Lisa drückte auf den Aufzugknopf, entschied sich aber dann doch für die Treppe, statt zu warten. Die Tür zur Intensivstation stand offen. Die Aufzugtür war blockiert. Lisa half dem Sanitäter eine sperrige Liege, auf der ein Mann festgeschnallt war, in den Aufzug zu schieben, danach betrat sie die Station. Ein Arzt rannte, ohne sie zu beachten, in ein Patientenzimmer. Im Verbandsraum standen Soldaten und stritten sich mit einer Pflegerin, die Lisa nur vom Sehen kannte.
Betty kam mit einem Tablett aus der Küche.
»Lisa, was machst du denn hier?«
»Ich möchte meine Tochter abholen.«
»Sie ist bei ihrer Freundin. Letztes Zimmer, komm ich zeige es dir.« Betty stellte das Tablett in das Stationszimmer und begleitete Lisa.
Marie beugte sich gerade zu Hannah hinunter, um sie besser zu verstehen, als Lisa sie zurückriss.
»Kind, du musst Abstand halten!«
Lisa war schockiert, Hannah sah entsetzlich aus.
»Sie wollte mir gerade etwas sagen!«, empört wandte sich Marie ihrer Mutter zu.
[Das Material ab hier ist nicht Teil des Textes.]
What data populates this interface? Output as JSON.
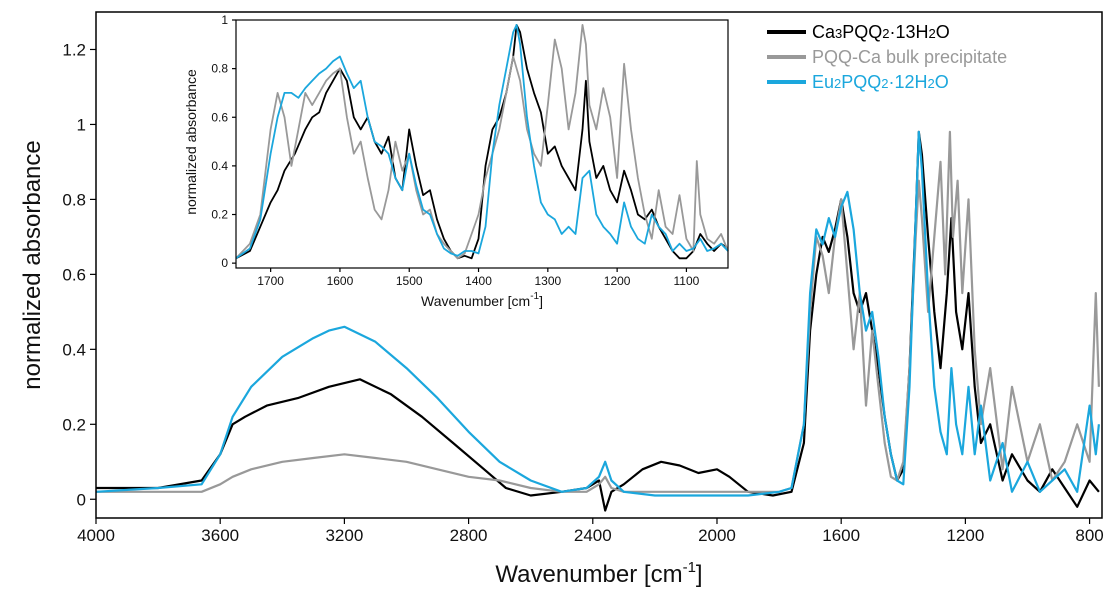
{
  "chart_data": [
    {
      "type": "line",
      "xlabel": "Wavenumber [cm",
      "xlabel_sup": "-1",
      "xlabel_end": "]",
      "ylabel": "normalized absorbance",
      "xlim": [
        4000,
        760
      ],
      "ylim": [
        -0.05,
        1.3
      ],
      "x_ticks": [
        4000,
        3600,
        3200,
        2800,
        2400,
        2000,
        1600,
        1200,
        800
      ],
      "x_tick_labels": [
        "4000",
        "3600",
        "3200",
        "2800",
        "2400",
        "2000",
        "1600",
        "1200",
        "800"
      ],
      "y_ticks": [
        0,
        0.2,
        0.4,
        0.6,
        0.8,
        1.0,
        1.2
      ],
      "y_tick_labels": [
        "0",
        "0.2",
        "0.4",
        "0.6",
        "0.8",
        "1",
        "1.2"
      ],
      "legend": {
        "placement": "top-right",
        "entries": [
          {
            "label_parts": [
              "Ca",
              "3",
              "PQQ",
              "2",
              "·13H",
              "2",
              "O"
            ],
            "color": "#000000"
          },
          {
            "label_parts": [
              "PQQ-Ca bulk precipitate"
            ],
            "color": "#999999"
          },
          {
            "label_parts": [
              "Eu",
              "2",
              "PQQ",
              "2",
              "·12H",
              "2",
              "O"
            ],
            "color": "#1ba7dd"
          }
        ]
      },
      "series": [
        {
          "color": "#000000",
          "x": [
            4000,
            3800,
            3660,
            3600,
            3560,
            3520,
            3450,
            3350,
            3250,
            3150,
            3050,
            2950,
            2850,
            2750,
            2680,
            2600,
            2500,
            2420,
            2380,
            2360,
            2340,
            2300,
            2240,
            2180,
            2120,
            2060,
            2000,
            1960,
            1900,
            1820,
            1760,
            1720,
            1700,
            1680,
            1660,
            1640,
            1620,
            1600,
            1580,
            1560,
            1540,
            1520,
            1500,
            1480,
            1460,
            1440,
            1420,
            1400,
            1380,
            1360,
            1350,
            1340,
            1320,
            1300,
            1280,
            1260,
            1245,
            1230,
            1210,
            1190,
            1170,
            1150,
            1120,
            1080,
            1050,
            1000,
            960,
            920,
            880,
            840,
            800,
            770
          ],
          "y": [
            0.03,
            0.03,
            0.05,
            0.12,
            0.2,
            0.22,
            0.25,
            0.27,
            0.3,
            0.32,
            0.28,
            0.22,
            0.15,
            0.08,
            0.03,
            0.01,
            0.02,
            0.03,
            0.05,
            -0.03,
            0.02,
            0.04,
            0.08,
            0.1,
            0.09,
            0.07,
            0.08,
            0.06,
            0.02,
            0.01,
            0.02,
            0.15,
            0.45,
            0.6,
            0.7,
            0.66,
            0.72,
            0.8,
            0.7,
            0.55,
            0.5,
            0.55,
            0.45,
            0.35,
            0.22,
            0.12,
            0.05,
            0.08,
            0.35,
            0.75,
            0.98,
            0.92,
            0.7,
            0.5,
            0.35,
            0.55,
            0.75,
            0.5,
            0.4,
            0.55,
            0.3,
            0.15,
            0.2,
            0.05,
            0.12,
            0.05,
            0.02,
            0.08,
            0.03,
            -0.02,
            0.05,
            0.02
          ]
        },
        {
          "color": "#999999",
          "x": [
            4000,
            3800,
            3660,
            3600,
            3560,
            3500,
            3400,
            3300,
            3200,
            3100,
            3000,
            2900,
            2800,
            2700,
            2600,
            2500,
            2420,
            2380,
            2360,
            2340,
            2300,
            2200,
            2100,
            2000,
            1900,
            1800,
            1760,
            1720,
            1700,
            1680,
            1660,
            1640,
            1620,
            1600,
            1580,
            1560,
            1540,
            1520,
            1500,
            1480,
            1460,
            1440,
            1420,
            1400,
            1380,
            1360,
            1350,
            1340,
            1320,
            1300,
            1280,
            1265,
            1250,
            1240,
            1225,
            1210,
            1190,
            1170,
            1150,
            1120,
            1080,
            1050,
            1000,
            960,
            920,
            880,
            840,
            800,
            780,
            770
          ],
          "y": [
            0.02,
            0.02,
            0.02,
            0.04,
            0.06,
            0.08,
            0.1,
            0.11,
            0.12,
            0.11,
            0.1,
            0.08,
            0.06,
            0.05,
            0.03,
            0.02,
            0.02,
            0.04,
            0.06,
            0.03,
            0.02,
            0.02,
            0.02,
            0.02,
            0.02,
            0.02,
            0.03,
            0.2,
            0.5,
            0.7,
            0.65,
            0.55,
            0.7,
            0.8,
            0.6,
            0.4,
            0.55,
            0.25,
            0.45,
            0.3,
            0.15,
            0.06,
            0.05,
            0.1,
            0.35,
            0.7,
            0.85,
            0.75,
            0.5,
            0.7,
            0.9,
            0.6,
            0.98,
            0.7,
            0.85,
            0.55,
            0.8,
            0.4,
            0.2,
            0.35,
            0.08,
            0.3,
            0.1,
            0.2,
            0.05,
            0.1,
            0.2,
            0.1,
            0.55,
            0.3
          ]
        },
        {
          "color": "#1ba7dd",
          "x": [
            4000,
            3800,
            3660,
            3600,
            3560,
            3500,
            3400,
            3300,
            3250,
            3200,
            3100,
            3000,
            2900,
            2800,
            2700,
            2600,
            2500,
            2420,
            2380,
            2360,
            2340,
            2300,
            2200,
            2100,
            2000,
            1900,
            1800,
            1760,
            1720,
            1700,
            1680,
            1660,
            1640,
            1620,
            1600,
            1580,
            1560,
            1540,
            1520,
            1500,
            1480,
            1460,
            1440,
            1420,
            1400,
            1380,
            1360,
            1350,
            1340,
            1320,
            1300,
            1280,
            1260,
            1245,
            1230,
            1210,
            1190,
            1170,
            1150,
            1120,
            1080,
            1050,
            1000,
            960,
            920,
            880,
            840,
            800,
            780,
            770
          ],
          "y": [
            0.02,
            0.03,
            0.04,
            0.12,
            0.22,
            0.3,
            0.38,
            0.43,
            0.45,
            0.46,
            0.42,
            0.35,
            0.27,
            0.18,
            0.1,
            0.05,
            0.02,
            0.03,
            0.06,
            0.1,
            0.05,
            0.02,
            0.01,
            0.01,
            0.01,
            0.01,
            0.02,
            0.03,
            0.2,
            0.55,
            0.72,
            0.68,
            0.75,
            0.7,
            0.78,
            0.82,
            0.72,
            0.55,
            0.45,
            0.5,
            0.38,
            0.22,
            0.12,
            0.05,
            0.04,
            0.3,
            0.75,
            0.98,
            0.88,
            0.55,
            0.3,
            0.18,
            0.12,
            0.35,
            0.2,
            0.12,
            0.3,
            0.12,
            0.25,
            0.05,
            0.15,
            0.02,
            0.1,
            0.02,
            0.05,
            0.08,
            0.02,
            0.25,
            0.12,
            0.2
          ]
        }
      ]
    },
    {
      "type": "line",
      "xlabel": "Wavenumber [cm",
      "xlabel_sup": "-1",
      "xlabel_end": "]",
      "ylabel": "normalized absorbance",
      "xlim": [
        1750,
        1040
      ],
      "ylim": [
        -0.02,
        1.0
      ],
      "x_ticks": [
        1700,
        1600,
        1500,
        1400,
        1300,
        1200,
        1100
      ],
      "x_tick_labels": [
        "1700",
        "1600",
        "1500",
        "1400",
        "1300",
        "1200",
        "1100"
      ],
      "y_ticks": [
        0,
        0.2,
        0.4,
        0.6,
        0.8,
        1.0
      ],
      "y_tick_labels": [
        "0",
        "0.2",
        "0.4",
        "0.6",
        "0.8",
        "1"
      ],
      "series": [
        {
          "color": "#000000",
          "x": [
            1750,
            1730,
            1715,
            1700,
            1690,
            1680,
            1665,
            1650,
            1640,
            1630,
            1620,
            1610,
            1600,
            1590,
            1580,
            1570,
            1560,
            1550,
            1540,
            1530,
            1520,
            1510,
            1500,
            1490,
            1480,
            1470,
            1460,
            1450,
            1440,
            1430,
            1420,
            1410,
            1400,
            1390,
            1380,
            1370,
            1360,
            1350,
            1345,
            1340,
            1330,
            1320,
            1310,
            1300,
            1290,
            1280,
            1270,
            1260,
            1250,
            1245,
            1240,
            1230,
            1220,
            1210,
            1200,
            1190,
            1180,
            1170,
            1160,
            1150,
            1140,
            1130,
            1120,
            1110,
            1100,
            1090,
            1080,
            1070,
            1060,
            1050,
            1040
          ],
          "y": [
            0.02,
            0.05,
            0.15,
            0.25,
            0.3,
            0.38,
            0.45,
            0.55,
            0.6,
            0.62,
            0.7,
            0.75,
            0.8,
            0.75,
            0.6,
            0.55,
            0.6,
            0.5,
            0.45,
            0.52,
            0.35,
            0.3,
            0.55,
            0.4,
            0.28,
            0.3,
            0.18,
            0.1,
            0.05,
            0.02,
            0.03,
            0.02,
            0.1,
            0.4,
            0.55,
            0.6,
            0.7,
            0.85,
            0.98,
            0.95,
            0.8,
            0.7,
            0.62,
            0.45,
            0.48,
            0.4,
            0.35,
            0.3,
            0.55,
            0.75,
            0.5,
            0.35,
            0.4,
            0.3,
            0.25,
            0.38,
            0.3,
            0.2,
            0.18,
            0.22,
            0.15,
            0.1,
            0.05,
            0.02,
            0.02,
            0.05,
            0.12,
            0.08,
            0.05,
            0.08,
            0.06
          ]
        },
        {
          "color": "#999999",
          "x": [
            1750,
            1730,
            1715,
            1700,
            1690,
            1680,
            1670,
            1660,
            1650,
            1640,
            1630,
            1620,
            1610,
            1600,
            1590,
            1580,
            1570,
            1560,
            1550,
            1540,
            1530,
            1520,
            1510,
            1500,
            1490,
            1480,
            1470,
            1460,
            1450,
            1440,
            1430,
            1420,
            1410,
            1400,
            1390,
            1380,
            1370,
            1360,
            1350,
            1340,
            1330,
            1320,
            1310,
            1300,
            1290,
            1280,
            1270,
            1260,
            1250,
            1245,
            1240,
            1230,
            1220,
            1210,
            1200,
            1190,
            1180,
            1170,
            1160,
            1150,
            1140,
            1130,
            1120,
            1110,
            1100,
            1090,
            1085,
            1080,
            1070,
            1060,
            1050,
            1040
          ],
          "y": [
            0.02,
            0.08,
            0.2,
            0.55,
            0.7,
            0.6,
            0.4,
            0.55,
            0.7,
            0.65,
            0.7,
            0.75,
            0.78,
            0.8,
            0.6,
            0.45,
            0.5,
            0.35,
            0.22,
            0.18,
            0.3,
            0.5,
            0.38,
            0.45,
            0.3,
            0.2,
            0.22,
            0.12,
            0.08,
            0.05,
            0.02,
            0.04,
            0.12,
            0.2,
            0.35,
            0.45,
            0.55,
            0.7,
            0.85,
            0.75,
            0.55,
            0.45,
            0.4,
            0.65,
            0.92,
            0.8,
            0.55,
            0.7,
            0.98,
            0.9,
            0.65,
            0.55,
            0.72,
            0.6,
            0.35,
            0.82,
            0.55,
            0.35,
            0.2,
            0.1,
            0.3,
            0.15,
            0.12,
            0.28,
            0.1,
            0.05,
            0.42,
            0.2,
            0.1,
            0.08,
            0.12,
            0.05
          ]
        },
        {
          "color": "#1ba7dd",
          "x": [
            1750,
            1730,
            1715,
            1700,
            1690,
            1680,
            1670,
            1660,
            1650,
            1640,
            1630,
            1620,
            1610,
            1600,
            1590,
            1580,
            1570,
            1560,
            1550,
            1540,
            1530,
            1520,
            1510,
            1500,
            1490,
            1480,
            1470,
            1460,
            1450,
            1440,
            1430,
            1420,
            1410,
            1400,
            1390,
            1380,
            1370,
            1360,
            1350,
            1345,
            1340,
            1330,
            1320,
            1310,
            1300,
            1290,
            1280,
            1270,
            1260,
            1250,
            1240,
            1230,
            1220,
            1210,
            1200,
            1190,
            1180,
            1170,
            1160,
            1150,
            1140,
            1130,
            1120,
            1110,
            1100,
            1090,
            1080,
            1070,
            1060,
            1050,
            1040
          ],
          "y": [
            0.02,
            0.06,
            0.18,
            0.45,
            0.6,
            0.7,
            0.7,
            0.68,
            0.72,
            0.75,
            0.78,
            0.8,
            0.83,
            0.85,
            0.78,
            0.72,
            0.75,
            0.6,
            0.5,
            0.48,
            0.45,
            0.35,
            0.3,
            0.45,
            0.32,
            0.22,
            0.2,
            0.12,
            0.06,
            0.04,
            0.03,
            0.05,
            0.05,
            0.04,
            0.15,
            0.45,
            0.65,
            0.8,
            0.95,
            0.98,
            0.9,
            0.6,
            0.4,
            0.25,
            0.2,
            0.18,
            0.12,
            0.15,
            0.12,
            0.35,
            0.38,
            0.2,
            0.15,
            0.12,
            0.08,
            0.25,
            0.15,
            0.1,
            0.08,
            0.2,
            0.15,
            0.12,
            0.05,
            0.08,
            0.05,
            0.06,
            0.1,
            0.05,
            0.06,
            0.08,
            0.05
          ]
        }
      ]
    }
  ]
}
Hannah stöhnte, ihre Lippen waren geschwollen, die Augen weit aufgerissen.
»Oh mein Gott! Geht mal beiseite!« Betty nahm das Ohrthermometer.
»Das Fieber ist etwas heruntergegangen, aber die Augen gefallen mir gar nicht.«
Sie schlug die Decke beiseite.
»Der Arm wird nekrotisch. Sie hätten ihn besser gleich amputiert.«
Lisa war schockiert.
»Ich dachte sie soll operiert werden!« Marie biss sich auf die Lippen.
»Unter normalen Umständen hätte man vielleicht etwas machen können. Aber deine Freundin hat einen schlechten Zeitpunkt erwischt«, flüsterte Betty. »Ich bezweifle, dass wir ihr noch helfen können.«
»Wir brauchen einen Arzt!« Marie rannte aus dem Zimmer.
Lisa und Betty schauten bekümmert auf Hannah.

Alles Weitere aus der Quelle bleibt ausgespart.